While any substantive changes in the whole area covered by the Judges' Rules must await the views of the Royal Commission, my right hon. Friend has announced his intention to reissue in one document the Judges' Rules, the administrative directions to the police and the related Home Office circulars, so as to ensure that they are well known to the police and to members of the legal profession. This publication should appear well before the Summer Recess. In the Metropolitan Police, the Commissioner has issued a recent force order emphasising the importance of complying with the rules and directions. I understand that my hon. Friend has recently written about this to my right hon. Friend the Home Secretary, who is considering whether these orders can be published. It would be inappropriate for me to comment at length on this request at this stage beyond saying that it is a long-established practice not to publish Metropolitan Police general orders which include information on police operational matters.
My hon. Friend asked about the Government's attitude towards the tape recording of police interrogations. Following the report published in 1976 by the Home Office committee which looked into the feasibility of an experiment in tape recording, we consulted a number of individuals and organisations with an interest in the subject. I must stress that, far from being unanimous, their views 1817 showed a remarkable divergence, and no unanimity of view emerged about whether an experiment would be desirable. The Home Office has now submitted a memorandum to the Royal Commission inviting it to consider whether it wishes to submit any views to the Government on a possible tape recording experiment and the form which this might take. I assure my hon. Friend that, in the light of the Commission's views, the Government will decide whether to go ahead with an experiment.

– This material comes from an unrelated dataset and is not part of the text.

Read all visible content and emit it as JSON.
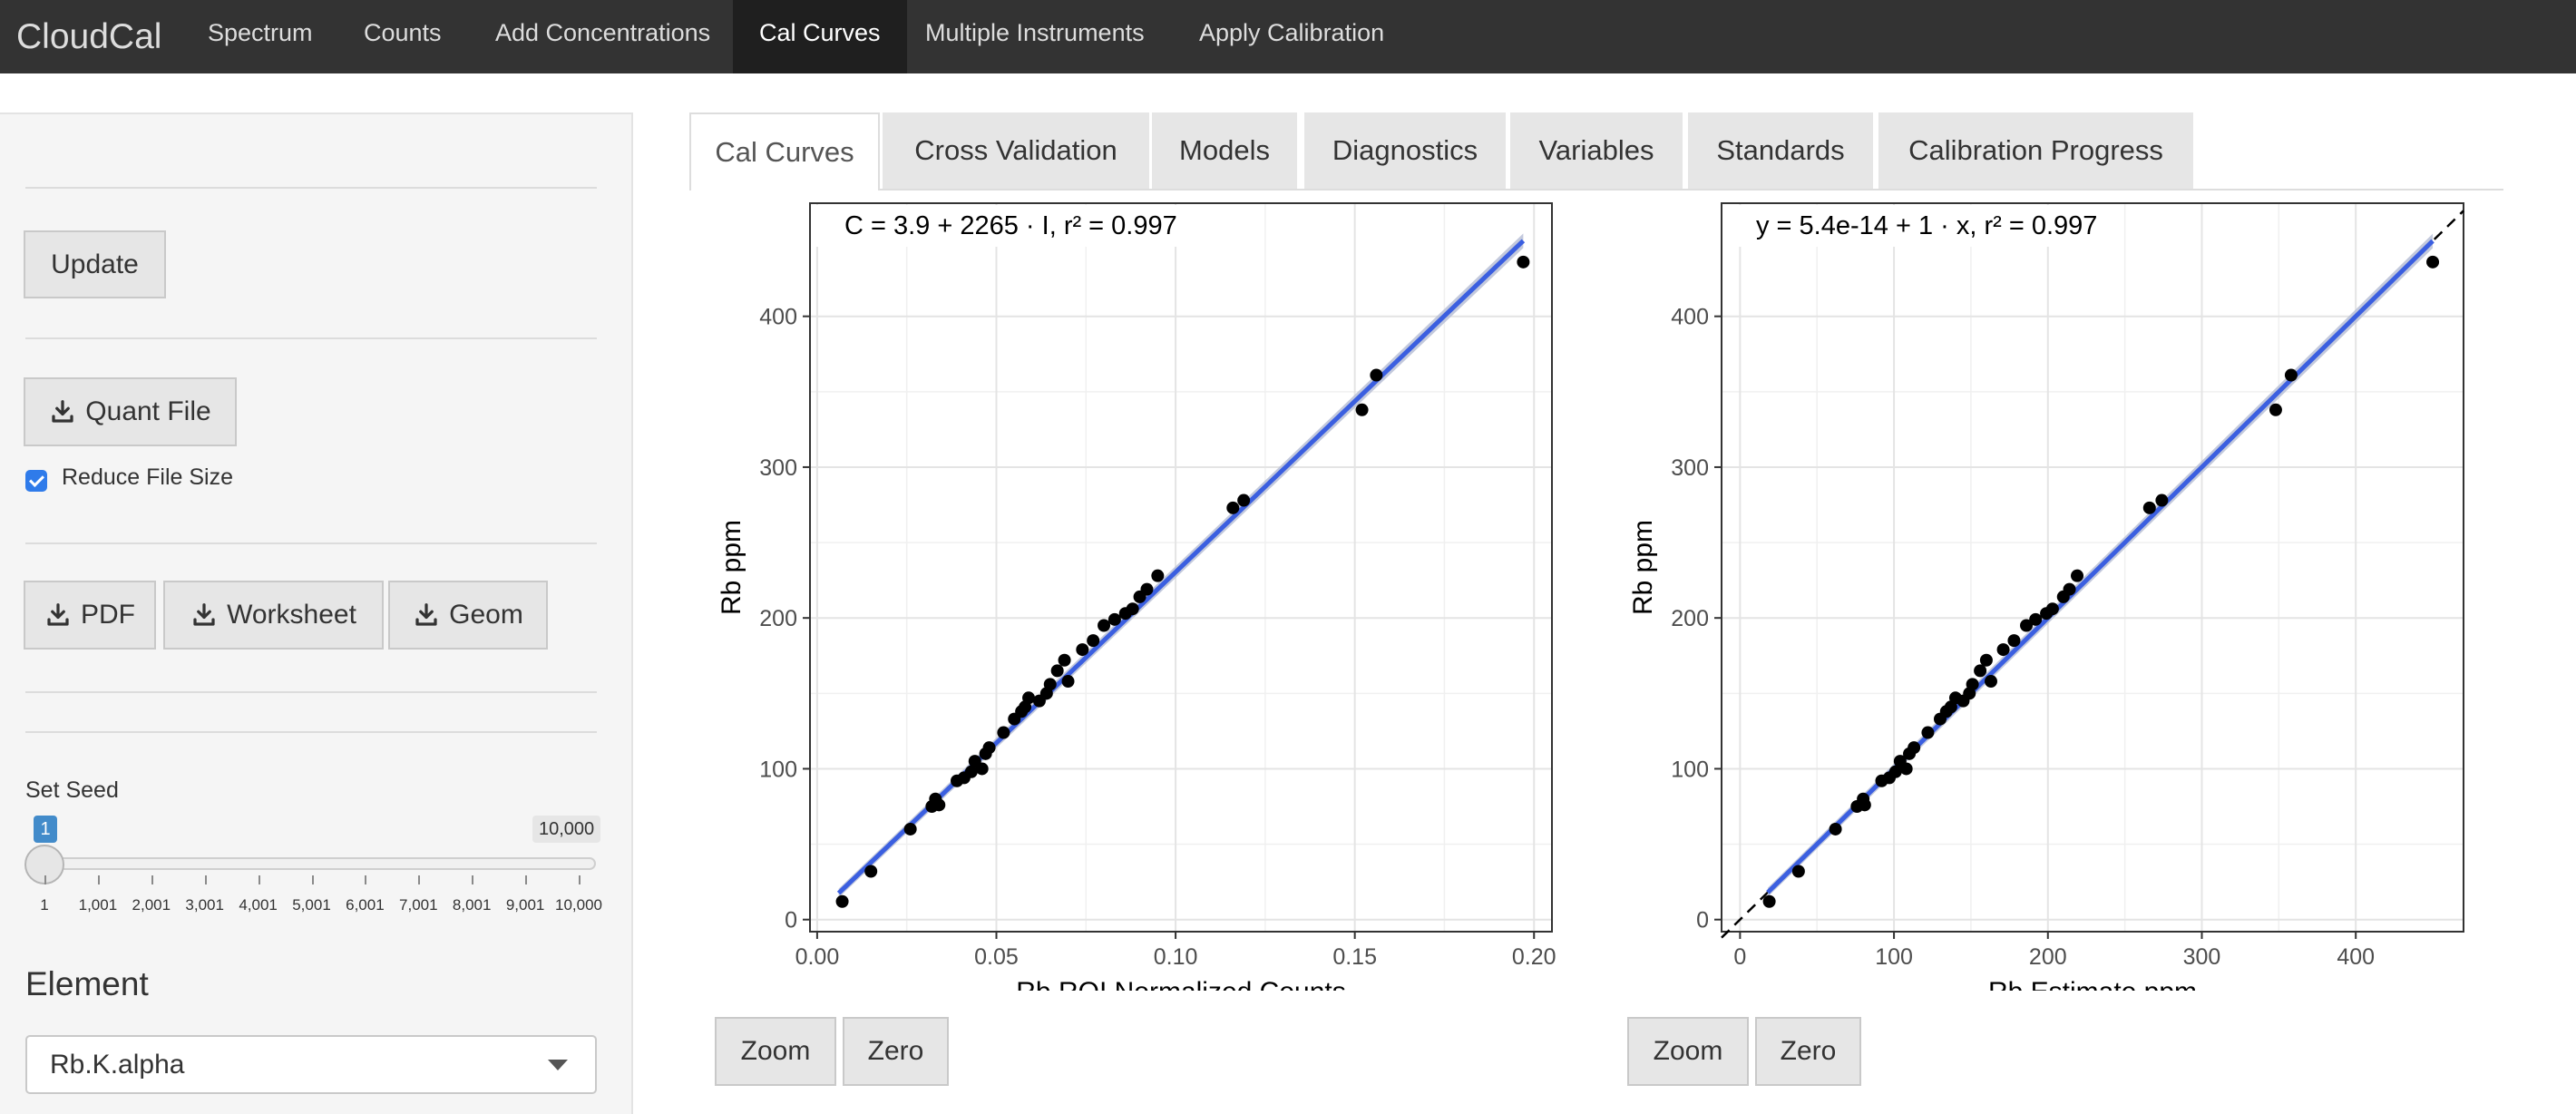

I also assure my hon. Friend that not all the policy topics raised in Sir Henry Fisher's report need await the Royal Commission. My rt. hon. and learned Friend the Attorney-General has arranged for the examination of certain suggestions which affect the responsibilities and staffing of the office of the Director of Public Prosecutions. Working parties set up by the Director of Public Prosecutions are already considering Sir Henry Fisher's findings on these points. In particular, they are looking at the review of the Prosecution of Offences Regulations 1946 and, in relation to cases committed for trial, the disclosure to the defence of statements and other information in the possession of 1818 the prosecution, and the editing of witness statements.
My Department has also arranged for Sir Henry's suggestions in regard to pathologists and their reports to be examined. In addition, Sir Henry's suggestions about the submission of the police report to the Director of Public Prosecutions have been drawn to the notice of the Association of Chief Police Officers, which has agreed to ensure that they are brought to the attention of all police forces, including those responsible for detective training schools.
Sir Henry Fisher's report is a valuable document on what is in many ways a distressing case. There have been lessons to be learned from it for all of us. In reserving judgment on a number of wider issues, my rt hon. Friend the Home Secretary is in no way dismissing what Sir Henry had to say, but the areas are so important that we must move forward with great care. We shall move forward, and we are moving forward. That is why I have put a good deal of emphasis on awaiting the views of the Royal Commission on Criminal Procedure.
§ Question put and agreed to.
§ Adjourned accordingly at half past Ten o'clock.